In part this was exemplary of a wider taboo within sporting environments toward mental health issues. It’s only fair that we widen the scope a little. Let’s look at cricket, although I scarcely need to remind any cricket fans out there of the Jonathan Trott ‘stress-related’ illness saga that has become a major issue not once, but twice in the past year.
Again, this story has been notable mainly for its curiosity. Trott seems to have been reluctant to reveal full details of whatever he has been suffering from, and one wonders whether he himself even knows, having simply labelled it as burnout at first, only to have a reoccurrence of the ‘illness’ upon his return to international cricket. Make of it what you will, but it struck me as a persistent lack of understanding (dare I say, lack of wanting to understand) towards mental health that, in sporting terms, is only beginning to be addressed across the board. Dr Steve Peters and his emerging profession is a sign of that development.

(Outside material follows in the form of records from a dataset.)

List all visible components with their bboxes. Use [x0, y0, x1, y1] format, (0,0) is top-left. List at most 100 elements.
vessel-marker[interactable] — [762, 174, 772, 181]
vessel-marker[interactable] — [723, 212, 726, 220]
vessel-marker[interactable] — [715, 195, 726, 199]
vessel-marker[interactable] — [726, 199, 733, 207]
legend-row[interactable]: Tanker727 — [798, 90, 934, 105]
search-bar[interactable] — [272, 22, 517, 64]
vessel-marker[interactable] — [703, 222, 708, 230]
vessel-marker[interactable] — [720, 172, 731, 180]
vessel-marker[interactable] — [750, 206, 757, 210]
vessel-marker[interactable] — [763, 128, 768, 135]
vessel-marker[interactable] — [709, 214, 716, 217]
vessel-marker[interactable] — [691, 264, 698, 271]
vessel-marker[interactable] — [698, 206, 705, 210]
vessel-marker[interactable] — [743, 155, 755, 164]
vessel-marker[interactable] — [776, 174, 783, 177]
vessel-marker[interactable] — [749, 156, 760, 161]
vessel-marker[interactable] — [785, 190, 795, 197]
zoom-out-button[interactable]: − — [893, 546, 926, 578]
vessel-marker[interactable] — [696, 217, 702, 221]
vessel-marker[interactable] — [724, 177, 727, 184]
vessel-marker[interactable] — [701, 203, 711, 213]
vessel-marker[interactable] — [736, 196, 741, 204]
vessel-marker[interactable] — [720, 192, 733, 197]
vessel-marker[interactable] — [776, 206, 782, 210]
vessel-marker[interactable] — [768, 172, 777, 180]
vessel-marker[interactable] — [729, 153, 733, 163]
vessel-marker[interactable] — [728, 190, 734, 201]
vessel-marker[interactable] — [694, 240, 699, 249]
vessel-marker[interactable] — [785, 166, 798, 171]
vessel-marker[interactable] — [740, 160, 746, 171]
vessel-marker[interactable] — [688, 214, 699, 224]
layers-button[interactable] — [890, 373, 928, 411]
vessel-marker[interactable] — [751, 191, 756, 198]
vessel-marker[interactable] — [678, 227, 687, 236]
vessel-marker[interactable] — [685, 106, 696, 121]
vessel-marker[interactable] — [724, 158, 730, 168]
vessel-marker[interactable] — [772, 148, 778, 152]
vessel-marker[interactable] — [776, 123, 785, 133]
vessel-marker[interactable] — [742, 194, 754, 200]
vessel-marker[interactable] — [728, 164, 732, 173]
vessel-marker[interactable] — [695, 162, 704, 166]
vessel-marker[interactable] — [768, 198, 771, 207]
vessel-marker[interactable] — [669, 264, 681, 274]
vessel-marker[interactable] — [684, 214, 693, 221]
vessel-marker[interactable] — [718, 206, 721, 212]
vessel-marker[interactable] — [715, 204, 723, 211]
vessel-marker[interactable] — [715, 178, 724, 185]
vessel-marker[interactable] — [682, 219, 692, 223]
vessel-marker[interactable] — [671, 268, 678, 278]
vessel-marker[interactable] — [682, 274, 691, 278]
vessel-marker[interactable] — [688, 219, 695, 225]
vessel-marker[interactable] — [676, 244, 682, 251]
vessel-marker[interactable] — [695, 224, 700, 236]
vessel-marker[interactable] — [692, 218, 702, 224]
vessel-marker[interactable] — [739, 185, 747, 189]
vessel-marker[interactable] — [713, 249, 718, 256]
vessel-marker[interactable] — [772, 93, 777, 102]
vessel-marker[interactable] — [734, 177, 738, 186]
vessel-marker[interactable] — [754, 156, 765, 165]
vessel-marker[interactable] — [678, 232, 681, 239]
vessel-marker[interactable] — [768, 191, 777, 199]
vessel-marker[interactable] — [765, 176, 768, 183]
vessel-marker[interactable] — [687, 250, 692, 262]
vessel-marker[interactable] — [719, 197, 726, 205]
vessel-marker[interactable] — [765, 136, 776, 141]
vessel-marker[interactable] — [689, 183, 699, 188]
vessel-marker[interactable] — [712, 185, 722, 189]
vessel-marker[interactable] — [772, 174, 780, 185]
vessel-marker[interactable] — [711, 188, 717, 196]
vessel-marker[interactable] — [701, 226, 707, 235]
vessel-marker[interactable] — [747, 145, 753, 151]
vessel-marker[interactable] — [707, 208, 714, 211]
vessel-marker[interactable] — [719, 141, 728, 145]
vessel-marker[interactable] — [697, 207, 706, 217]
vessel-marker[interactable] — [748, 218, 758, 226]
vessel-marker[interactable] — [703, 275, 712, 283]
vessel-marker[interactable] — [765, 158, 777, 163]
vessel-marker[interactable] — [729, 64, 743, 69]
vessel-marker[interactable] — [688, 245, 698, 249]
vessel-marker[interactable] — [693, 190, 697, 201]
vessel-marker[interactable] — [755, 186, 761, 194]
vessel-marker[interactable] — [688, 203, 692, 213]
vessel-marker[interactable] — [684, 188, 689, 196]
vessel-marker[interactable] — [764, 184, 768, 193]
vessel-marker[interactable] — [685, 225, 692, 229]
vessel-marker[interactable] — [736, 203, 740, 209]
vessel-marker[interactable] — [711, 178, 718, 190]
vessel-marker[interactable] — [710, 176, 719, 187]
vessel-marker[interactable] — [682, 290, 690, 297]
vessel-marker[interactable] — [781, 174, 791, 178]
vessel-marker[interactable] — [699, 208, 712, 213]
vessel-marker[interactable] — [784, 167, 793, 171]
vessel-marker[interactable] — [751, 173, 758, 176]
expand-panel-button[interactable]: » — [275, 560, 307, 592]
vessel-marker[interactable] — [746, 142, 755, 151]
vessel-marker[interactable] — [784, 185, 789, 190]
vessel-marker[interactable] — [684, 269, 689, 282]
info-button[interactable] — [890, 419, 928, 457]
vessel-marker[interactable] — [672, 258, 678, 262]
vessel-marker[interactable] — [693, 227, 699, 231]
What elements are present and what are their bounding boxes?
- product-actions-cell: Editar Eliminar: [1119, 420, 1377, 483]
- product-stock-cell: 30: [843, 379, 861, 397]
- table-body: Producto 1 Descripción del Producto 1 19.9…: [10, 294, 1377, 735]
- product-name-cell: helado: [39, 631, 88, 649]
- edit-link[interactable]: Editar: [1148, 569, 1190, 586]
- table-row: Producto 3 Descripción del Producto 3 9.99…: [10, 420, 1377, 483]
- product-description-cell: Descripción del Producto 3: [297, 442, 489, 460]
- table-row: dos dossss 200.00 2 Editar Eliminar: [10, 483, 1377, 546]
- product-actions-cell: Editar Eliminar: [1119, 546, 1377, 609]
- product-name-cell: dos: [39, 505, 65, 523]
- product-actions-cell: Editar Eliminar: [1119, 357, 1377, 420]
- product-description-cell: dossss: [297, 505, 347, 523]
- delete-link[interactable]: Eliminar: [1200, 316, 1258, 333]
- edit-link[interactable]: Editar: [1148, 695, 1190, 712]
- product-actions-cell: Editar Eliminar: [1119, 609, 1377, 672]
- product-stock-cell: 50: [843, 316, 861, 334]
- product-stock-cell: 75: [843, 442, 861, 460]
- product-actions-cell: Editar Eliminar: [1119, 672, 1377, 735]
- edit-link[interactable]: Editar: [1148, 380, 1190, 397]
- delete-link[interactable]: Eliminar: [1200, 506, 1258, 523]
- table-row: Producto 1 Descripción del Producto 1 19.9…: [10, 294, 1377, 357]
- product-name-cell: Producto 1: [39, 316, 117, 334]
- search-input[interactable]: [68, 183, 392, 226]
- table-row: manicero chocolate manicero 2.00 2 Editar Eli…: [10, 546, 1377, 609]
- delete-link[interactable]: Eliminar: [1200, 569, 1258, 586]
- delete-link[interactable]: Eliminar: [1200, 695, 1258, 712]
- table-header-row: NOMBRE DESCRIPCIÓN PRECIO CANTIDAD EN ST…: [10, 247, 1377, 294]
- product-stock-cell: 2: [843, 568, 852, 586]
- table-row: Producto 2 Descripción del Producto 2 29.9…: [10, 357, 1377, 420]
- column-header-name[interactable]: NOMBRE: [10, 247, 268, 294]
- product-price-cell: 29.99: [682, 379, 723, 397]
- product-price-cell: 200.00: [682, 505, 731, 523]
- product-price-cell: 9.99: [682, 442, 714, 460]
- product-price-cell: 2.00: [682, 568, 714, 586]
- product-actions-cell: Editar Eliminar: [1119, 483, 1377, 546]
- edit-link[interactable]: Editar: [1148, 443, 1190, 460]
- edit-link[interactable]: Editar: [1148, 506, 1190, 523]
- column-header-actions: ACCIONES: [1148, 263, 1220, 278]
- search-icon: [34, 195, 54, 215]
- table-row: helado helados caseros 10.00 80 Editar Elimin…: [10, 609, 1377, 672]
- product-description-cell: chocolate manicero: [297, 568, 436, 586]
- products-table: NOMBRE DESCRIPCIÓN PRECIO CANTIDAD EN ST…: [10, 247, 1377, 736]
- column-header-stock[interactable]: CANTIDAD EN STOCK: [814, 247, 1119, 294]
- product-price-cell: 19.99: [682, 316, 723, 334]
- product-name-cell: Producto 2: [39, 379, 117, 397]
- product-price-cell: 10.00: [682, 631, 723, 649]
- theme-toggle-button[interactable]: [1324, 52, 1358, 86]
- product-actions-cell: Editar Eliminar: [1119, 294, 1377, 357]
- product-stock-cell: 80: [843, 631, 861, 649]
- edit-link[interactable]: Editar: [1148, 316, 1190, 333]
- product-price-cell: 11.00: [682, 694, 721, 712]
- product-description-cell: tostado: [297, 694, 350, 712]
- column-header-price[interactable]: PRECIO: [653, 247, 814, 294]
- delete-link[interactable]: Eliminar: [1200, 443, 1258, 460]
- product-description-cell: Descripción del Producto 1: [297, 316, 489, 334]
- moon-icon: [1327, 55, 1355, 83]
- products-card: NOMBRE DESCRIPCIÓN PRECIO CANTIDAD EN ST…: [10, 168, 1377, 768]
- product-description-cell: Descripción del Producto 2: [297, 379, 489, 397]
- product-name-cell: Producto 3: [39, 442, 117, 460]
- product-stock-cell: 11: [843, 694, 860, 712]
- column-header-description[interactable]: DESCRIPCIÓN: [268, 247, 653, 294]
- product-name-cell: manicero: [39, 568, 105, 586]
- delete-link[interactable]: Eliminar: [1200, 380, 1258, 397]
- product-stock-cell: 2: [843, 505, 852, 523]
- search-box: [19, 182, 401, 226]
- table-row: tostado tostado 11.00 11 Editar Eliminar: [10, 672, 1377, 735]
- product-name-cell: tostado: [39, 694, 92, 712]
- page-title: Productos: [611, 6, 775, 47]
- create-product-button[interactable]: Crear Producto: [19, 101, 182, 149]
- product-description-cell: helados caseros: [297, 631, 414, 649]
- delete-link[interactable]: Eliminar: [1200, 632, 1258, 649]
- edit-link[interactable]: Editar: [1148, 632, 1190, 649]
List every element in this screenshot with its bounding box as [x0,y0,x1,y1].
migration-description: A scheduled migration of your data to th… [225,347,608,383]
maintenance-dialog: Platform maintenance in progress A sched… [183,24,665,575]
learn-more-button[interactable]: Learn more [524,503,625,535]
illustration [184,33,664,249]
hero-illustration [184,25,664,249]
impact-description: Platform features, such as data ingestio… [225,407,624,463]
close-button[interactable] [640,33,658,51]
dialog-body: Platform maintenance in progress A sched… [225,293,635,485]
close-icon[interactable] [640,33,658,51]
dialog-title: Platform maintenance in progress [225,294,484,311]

This follows major strides that have been made in football since 2011. I know some of you can’t stand how mainstream football has become – you can’t go anywhere for the next month without seeing frequent references to the World Cup, whether online or in real life – but this aspect of the sport, while in some cases being a double-edged sword, has helped raise significant awareness of mental health within it. Why do I highlight 2011 as an important year for this?
In November 2011, Gary Speed, manager of the Wales national football team, committed suicide just hours after appearing live on television looking physically healthy and showing no signs that anything was wrong underneath. It was an event that sent emotional shock waves throughout the footballing world. But out of it came many positive things as well. The Football Association began looking into initiatives to increase mental health awareness in football; former Premier League footballer Clarke Carlisle filmed a documentary (‘Football’s Suicide Secret’) last year that showed how far the sport has come since then.
While there are other areas I could venture into, I think it’s prudent that I stop here, leaving some room for your own thoughts and possible discussion on the matter. Stories that I haven’t touched on and may not be aware of at all would be useful to share. Then, at an undetermined point in the future, I’ll return to the issue for another assessment on its progress. To be honest, I think the future is bright, and if you were watching the Spain-Netherlands match tonight, you would also have to admit that it’s orange.